When he grumbled about the difficulties of getting over the Tib, Rhegorios said, «If we have to, you know, we can always turn south toward the source of the river and either ford it where it's young and narrow or go round it altogether and come up along the west bank.»
«I don't want to do anything like that,» Maniakes said. «It would take too long. I want to go straight at Mashiz.»
His cousin looked at him without saying anything. Maniakes felt his cheeks grow hot. In the early days of his reign, his most besetting fault had been moving too soon, committing himself to action without adequate preparation or resources. Rhegorios thought he was doing it again.
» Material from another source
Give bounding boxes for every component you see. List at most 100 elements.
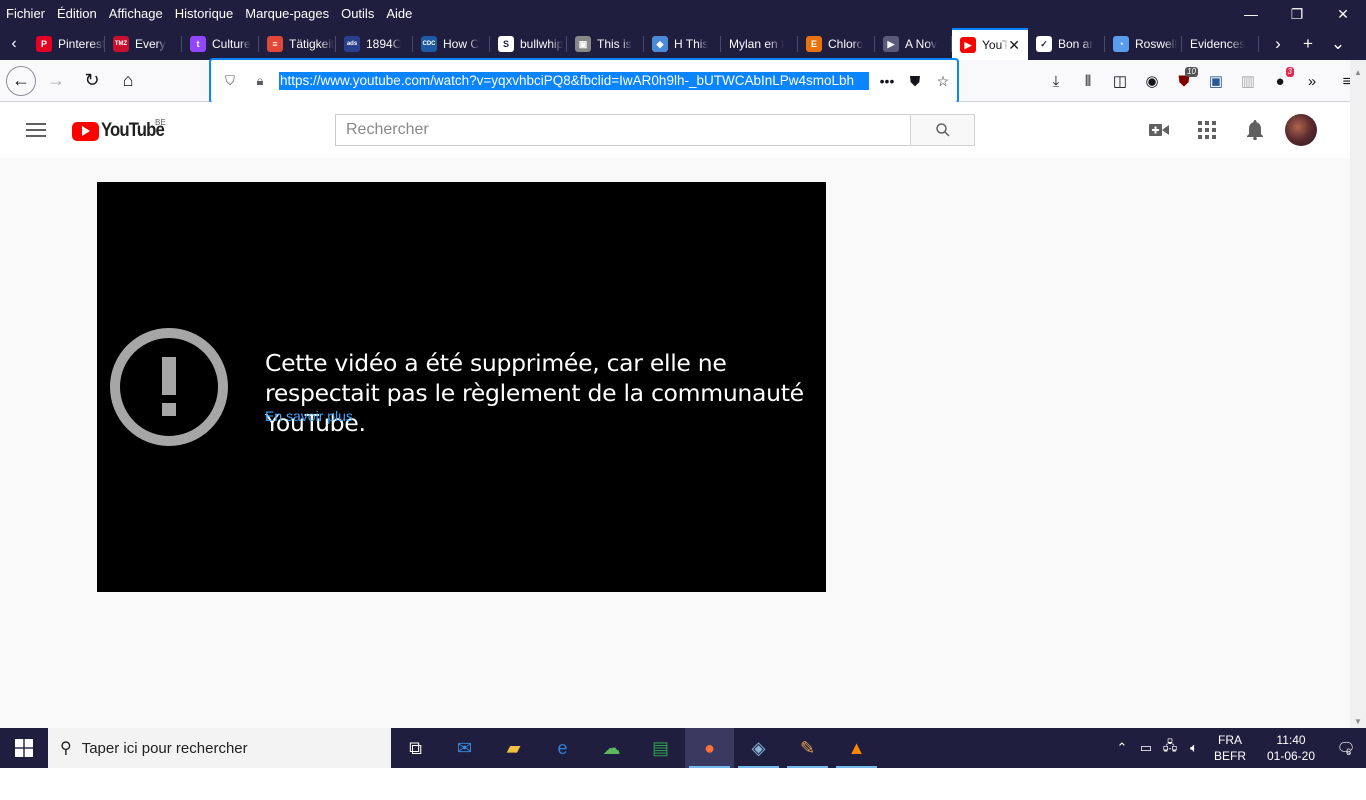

On reflection, though, he decided he wasn't. «Think it through,» he said. «If we turn south, what will the fellow in charge of the foot soldiers from Qostabash do? Is he likely to chase us? Can he hope to catch us, foot pursuing horse? If he has any sense, what he'll do is cross the Tib himself and wait for us at the approaches to Mashiz. If you were in his sandals, isn't that what you'd do?»
Rhegorios did think it through, quite visibly. Maniakes gave him credit for that, the more so as his young cousin was inclined to be headstrong, too. «Cousin your Majesty brother-in-law of mine, I think you're likely to be right,» the Sevastos said at last. «Revolting how doing something simple will spill the chamber pot into the soup of a complicated plan.»